Correctly parsing numbers
Problem
People from different cultures don't write numbers the same way. Another problem? People from a culture sometimes write numbers the way another culture does. There are two things causing these problems: the decimal separator and the digit group separator (commonly named the thousands separator because most cultures split the digits by groups of three).
I will not explore the cultures that split the digits in groups of 2 or 4 today (and probably never will). I will look at the ways to correctly parse numbers when we don't know how people write their numbers.
Separators
There are 3 separators that are commonly used. However, one of those is used both as a thousands separator and a decimal separator depending on the culture.
The point (.) is the most common decimal separator and a lot of people use it even if it's not in their culture.
The comma (,) is the second decimal separator. However, it also plays the part of the thousands separator in English cultures.
The third separator is the space ( ) which is used the thousands separator in cultures where the comma is used as the decimal separator.
Sample issues
Here are some examples of possible number representations from different cultures and the incorrect parsing situations that can occur.

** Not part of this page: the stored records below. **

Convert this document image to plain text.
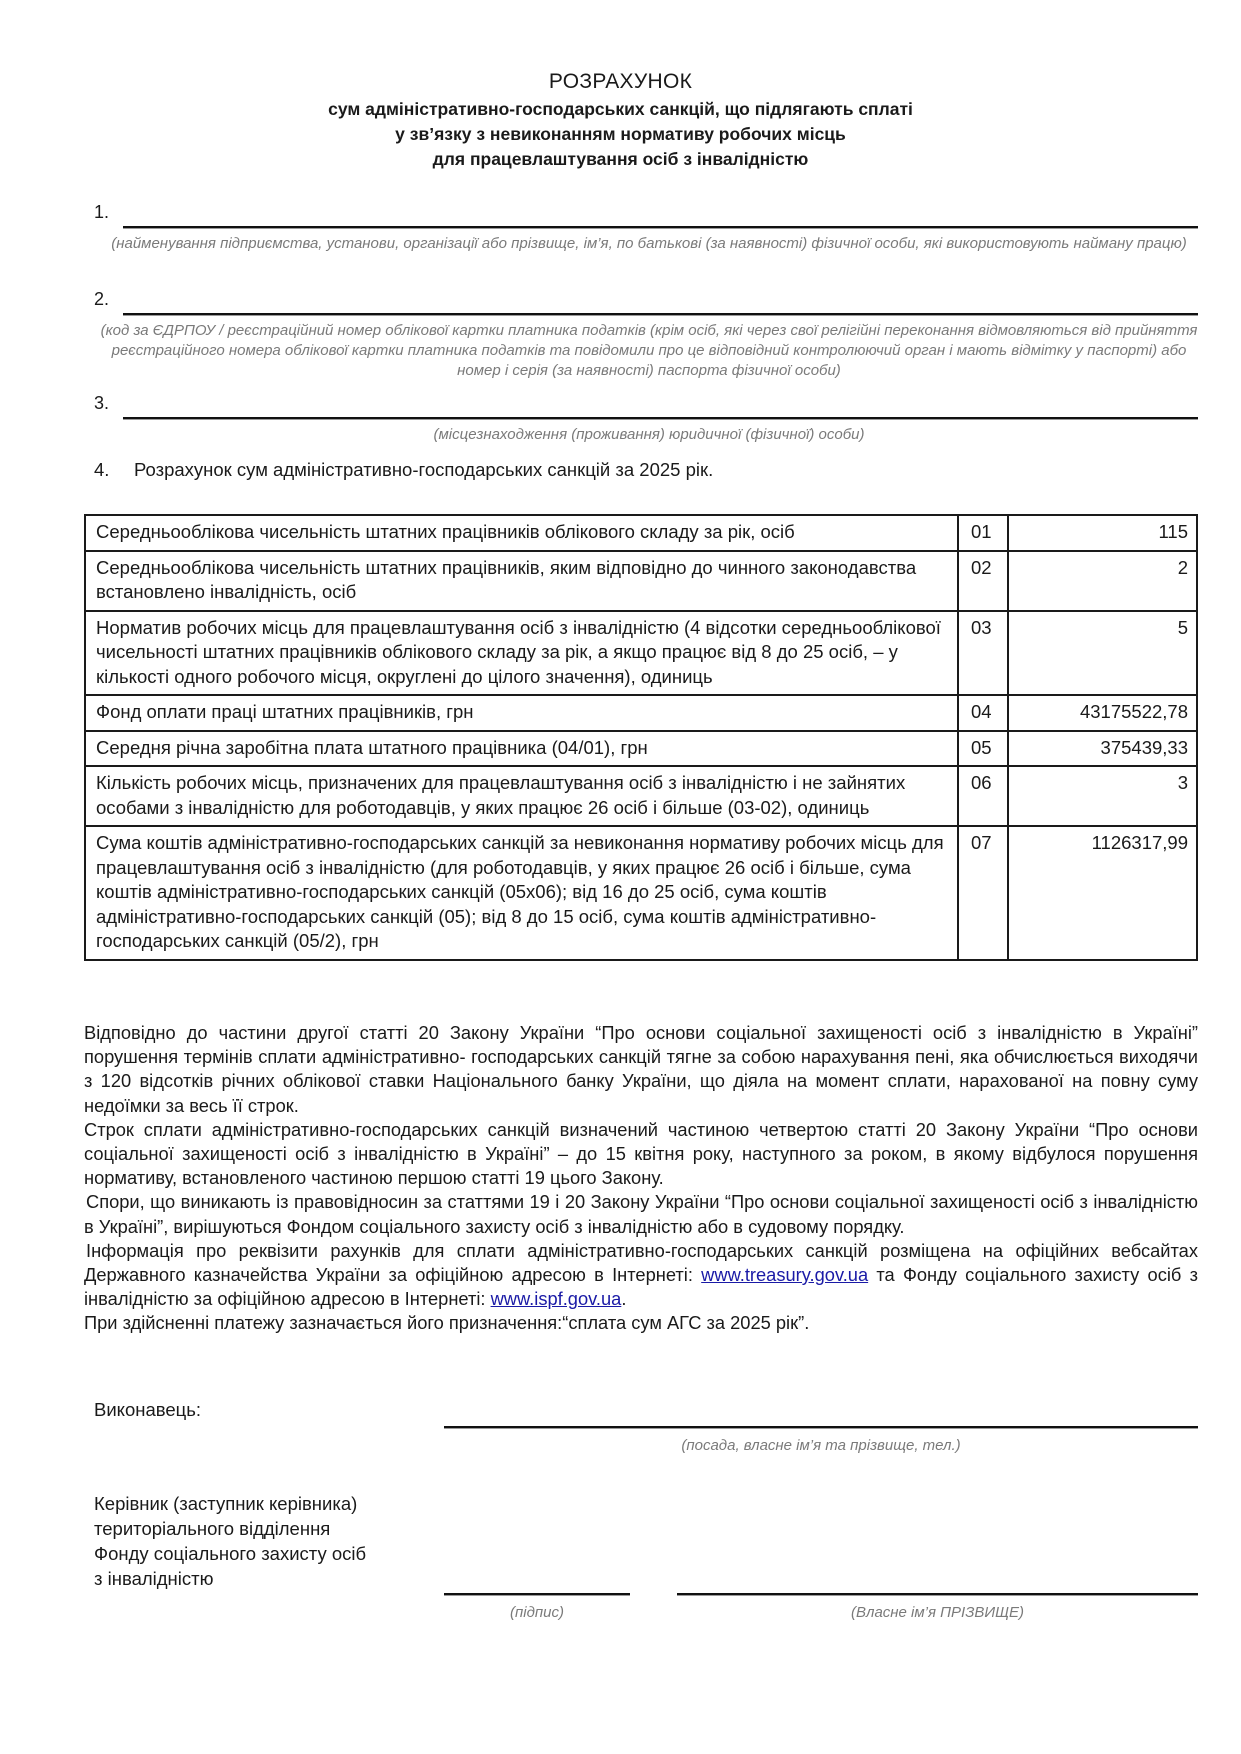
РОЗРАХУНОК
сум адміністративно-господарських санкцій, що підлягають сплаті
у зв’язку з невиконанням нормативу робочих місць
для працевлаштування осіб з інвалідністю
1.
(найменування підприємства, установи, організації або прізвище, ім’я, по батькові (за наявності) фізичної особи, які використовують найману працю)
2.
(код за ЄДРПОУ / реєстраційний номер облікової картки платника податків (крім осіб, які через свої релігійні переконання відмовляються від прийняття реєстраційного номера облікової картки платника податків та повідомили про це відповідний контролюючий орган і мають відмітку у паспорті) або номер і серія (за наявності) паспорта фізичної особи)
3.
(місцезнаходження (проживання) юридичної (фізичної) особи)
4. Розрахунок сум адміністративно-господарських санкцій за 2025 рік.
Середньооблікова чисельність штатних працівників облікового складу за рік, осіб	01	115
Середньооблікова чисельність штатних працівників, яким відповідно до чинного законодавства встановлено інвалідність, осіб	02	2
Норматив робочих місць для працевлаштування осіб з інвалідністю (4 відсотки середньооблікової чисельності штатних працівників облікового складу за рік, а якщо працює від 8 до 25 осіб, – у кількості одного робочого місця, округлені до цілого значення), одиниць	03	5
Фонд оплати праці штатних працівників, грн	04	43175522,78
Середня річна заробітна плата штатного працівника (04/01), грн	05	375439,33
Кількість робочих місць, призначених для працевлаштування осіб з інвалідністю і не зайнятих особами з інвалідністю для роботодавців, у яких працює 26 осіб і більше (03-02), одиниць	06	3
Сума коштів адміністративно-господарських санкцій за невиконання нормативу робочих місць для працевлаштування осіб з інвалідністю (для роботодавців, у яких працює 26 осіб і більше, сума коштів адміністративно-господарських санкцій (05х06); від 16 до 25 осіб, сума коштів адміністративно-господарських санкцій (05); від 8 до 15 осіб, сума коштів адміністративно-господарських санкцій (05/2), грн	07	1126317,99

Відповідно до частини другої статті 20 Закону України “Про основи соціальної захищеності осіб з інвалідністю в Україні” порушення термінів сплати адміністративно- господарських санкцій тягне за собою нарахування пені, яка обчислюється виходячи з 120 відсотків річних облікової ставки Національного банку України, що діяла на момент сплати, нарахованої на повну суму недоїмки за весь її строк.

Строк сплати адміністративно-господарських санкцій визначений частиною четвертою статті 20 Закону України “Про основи соціальної захищеності осіб з інвалідністю в Україні” – до 15 квітня року, наступного за роком, в якому відбулося порушення нормативу, встановленого частиною першою статті 19 цього Закону.

Спори, що виникають із правовідносин за статтями 19 і 20 Закону України “Про основи соціальної захищеності осіб з інвалідністю в Україні”, вирішуються Фондом соціального захисту осіб з інвалідністю або в судовому порядку.

Інформація про реквізити рахунків для сплати адміністративно-господарських санкцій розміщена на офіційних вебсайтах Державного казначейства України за офіційною адресою в Інтернеті: www.treasury.gov.ua та Фонду соціального захисту осіб з інвалідністю за офіційною адресою в Інтернеті: www.ispf.gov.ua.

При здійсненні платежу зазначається його призначення:“сплата сум АГС за 2025 рік”.

Виконавець:
(посада, власне ім’я та прізвище, тел.)
Керівник (заступник керівника)
територіального відділення
Фонду соціального захисту осіб
з інвалідністю
(підпис)	(Власне ім’я ПРІЗВИЩЕ)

1000 - 1,000 - 1 000 : The middle one could be parsed as 1 if the culture specifies the comma as the decimal separator
100.100 - 100,100 : The second one could be parsed as both one hundred thousand one hundred or 100.1
100,000.000 - 100 000,000 : Both of those should be a hundred thousand but depending on the culture the second one could be a hundred millions.
Solution
I'll expose my solution using C# syntax, but you can make it work for any language, we'll just use C# because it provides good support for cultures (and that's what I program with).
The idea is to first parse using the user's culture, then use an invariant culture (which specifies the dot as the decimal separator and removes every other special character).

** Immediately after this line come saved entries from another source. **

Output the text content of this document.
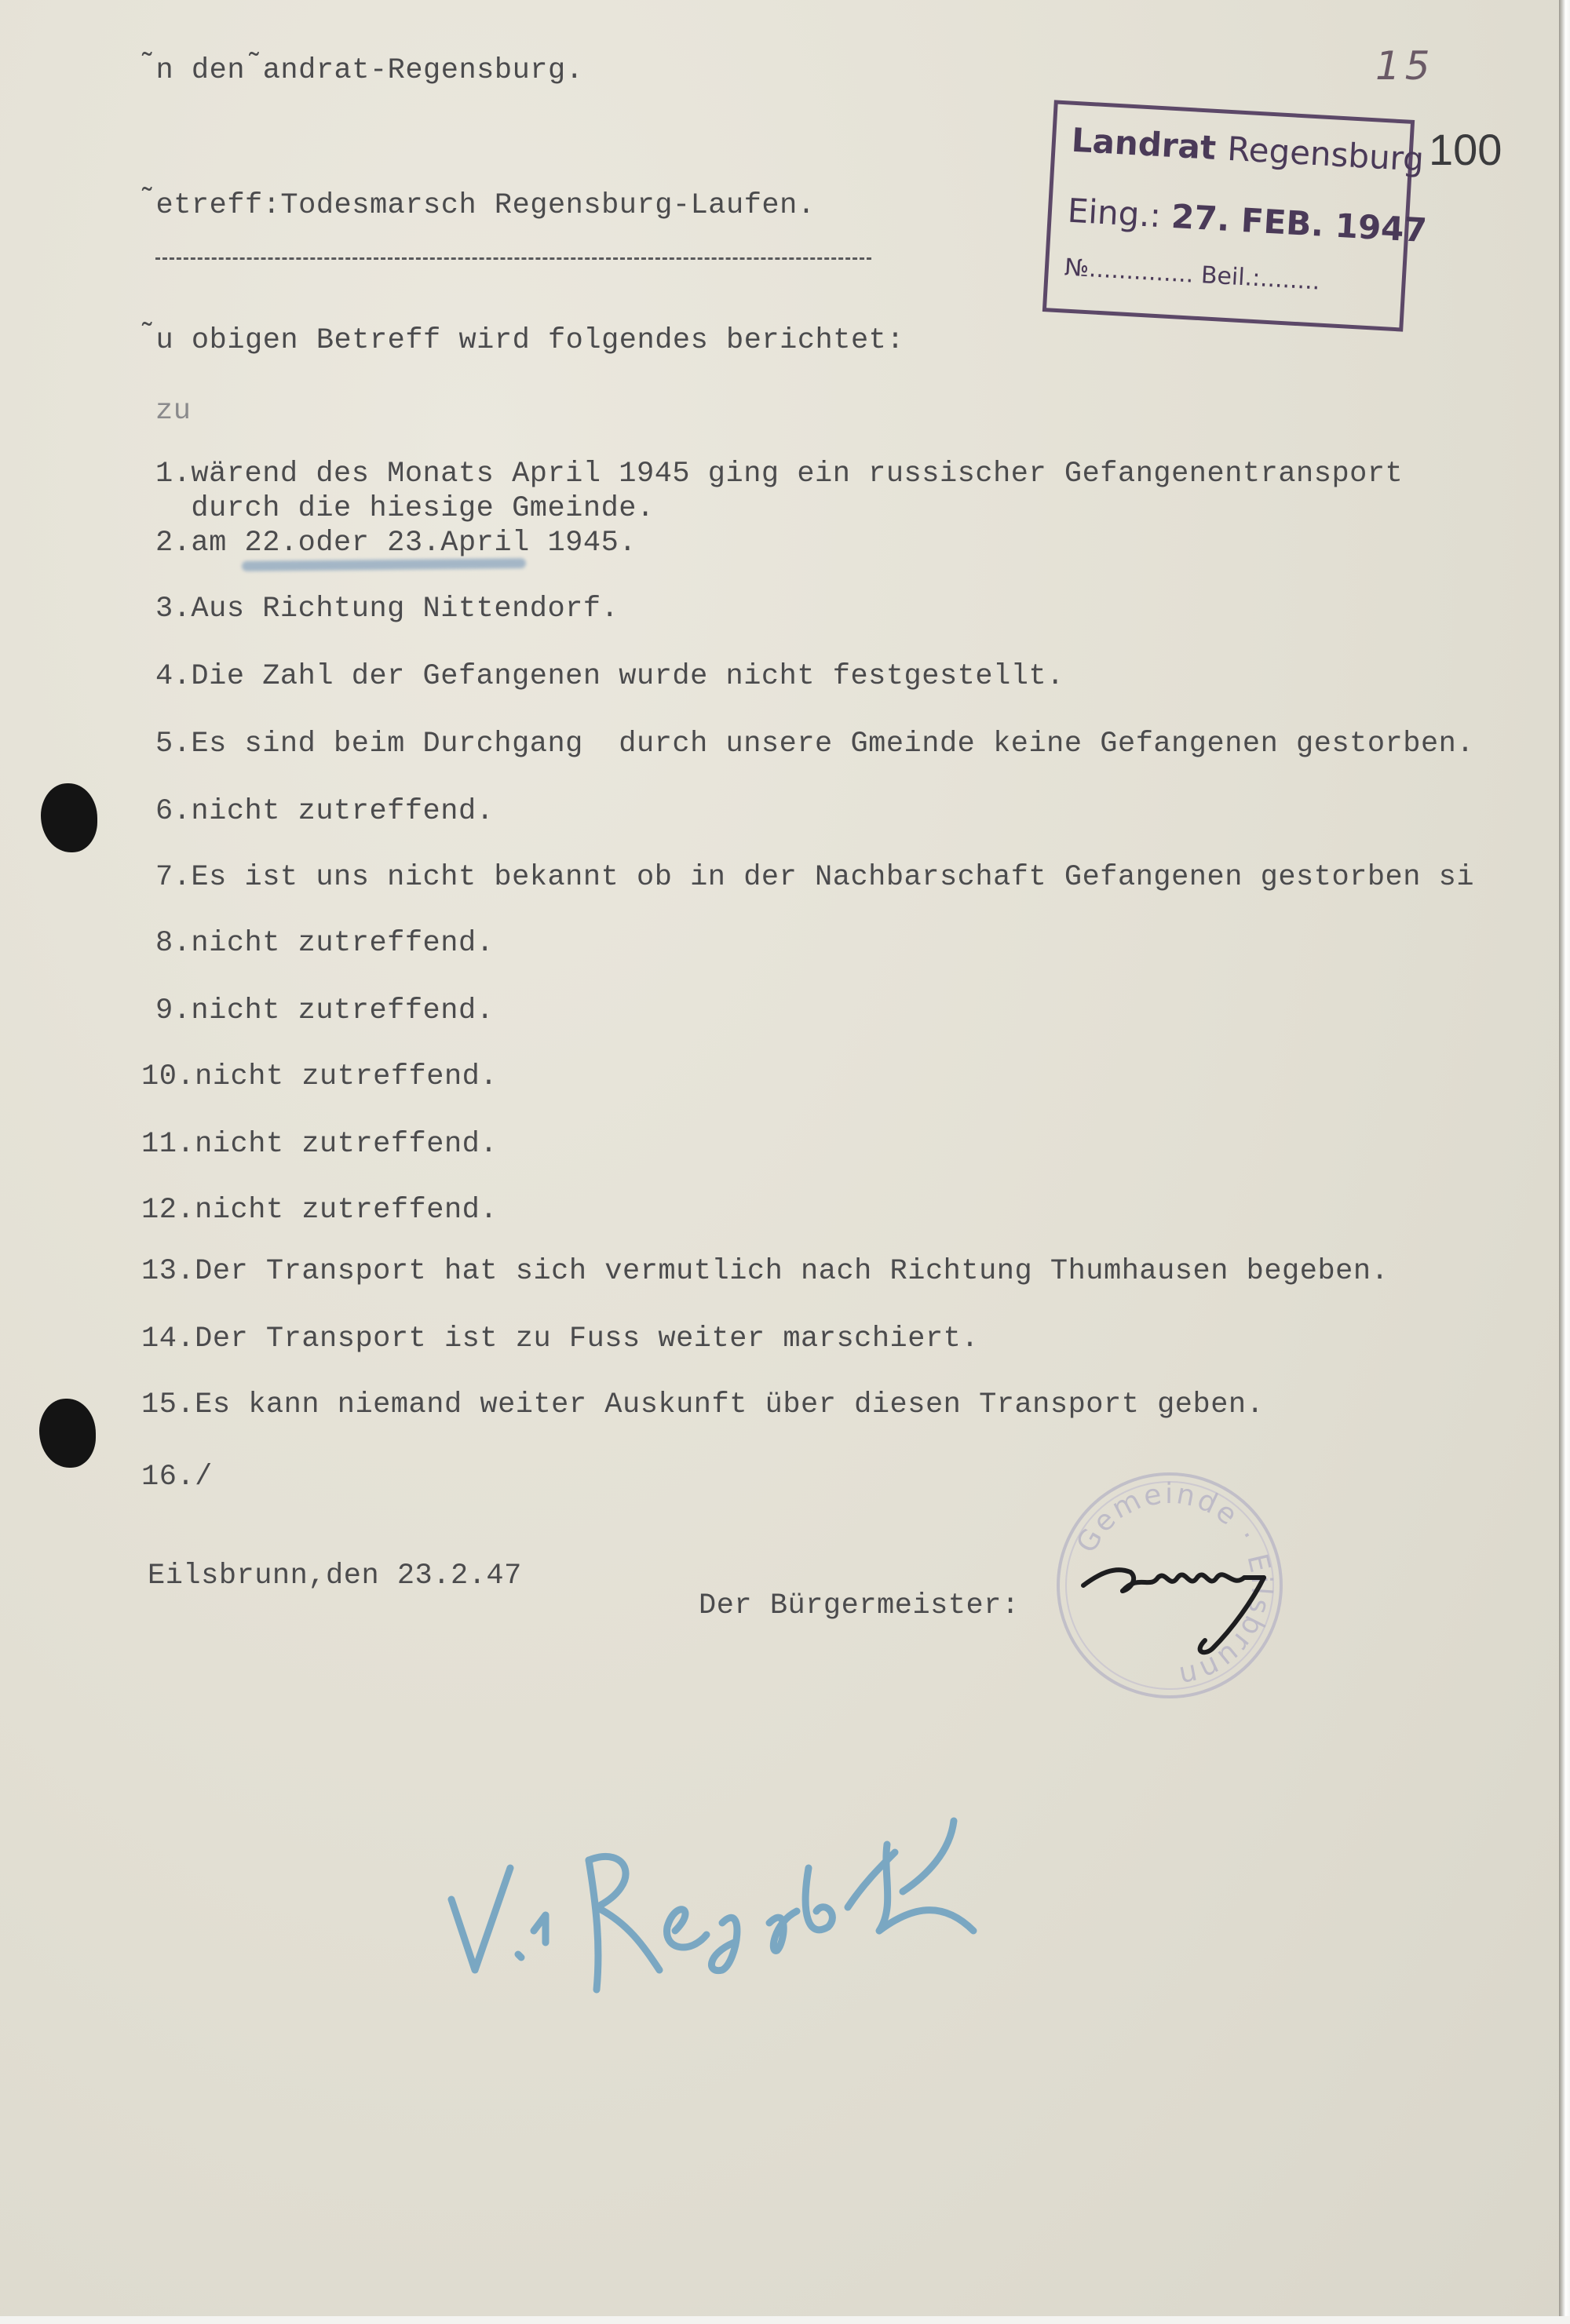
̃n den ̃andrat-Regensburg.	15
100
Landrat Regensburg
Eing.: 27. FEB. 1947
№.............. Beil.:........
̃etreff:Todesmarsch Regensburg-Laufen.
̃u obigen Betreff wird folgendes berichtet:
zu
1.wärend des Monats April 1945 ging ein russischer Gefangenentransport
durch die hiesige Gmeinde.
2.am 22.oder 23.April 1945.
3.Aus Richtung Nittendorf.
4.Die Zahl der Gefangenen wurde nicht festgestellt.
5.Es sind beim Durchgang  durch unsere Gmeinde keine Gefangenen gestorben.
6.nicht zutreffend.
7.Es ist uns nicht bekannt ob in der Nachbarschaft Gefangenen gestorben si
8.nicht zutreffend.
9.nicht zutreffend.
10.nicht zutreffend.
11.nicht zutreffend.
12.nicht zutreffend.
13.Der Transport hat sich vermutlich nach Richtung Thumhausen begeben.
14.Der Transport ist zu Fuss weiter marschiert.
15.Es kann niemand weiter Auskunft über diesen Transport geben.
16./
Eilsbrunn,den 23.2.47
Der Bürgermeister:
Gemeinde · Eilsbrunn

decimal number;// Try parsing using the user’s culture if (decimal.TryParse(NumberInput.Text, NumberStyles.Number, System.Globalization.NumberFormatInfo.CurrentInfo, out number)) { // A number } // Parse using an invariant culture else if (decimal.TryParse(NumberInput.Text, NumberStyles.Number, System.Globalization.NumberFormatInfo.InvariantInfo, out number)) { // A number } else { // Not a number }
By using this solution, people from cultures using the comma as the decimal separator can write by using either the point or the comma. If they use the comma, the first parsing will work. If they use the point, the first parsing will fail because the point is not recognized and that's where the second parsing will be successful.
Conclusion
This may seem like a small issue, but if you work with money in an application used by people from different cultures, correctly parsing their input is critical. Numbers can be a thousand times too big or too small if you don't parse correctly.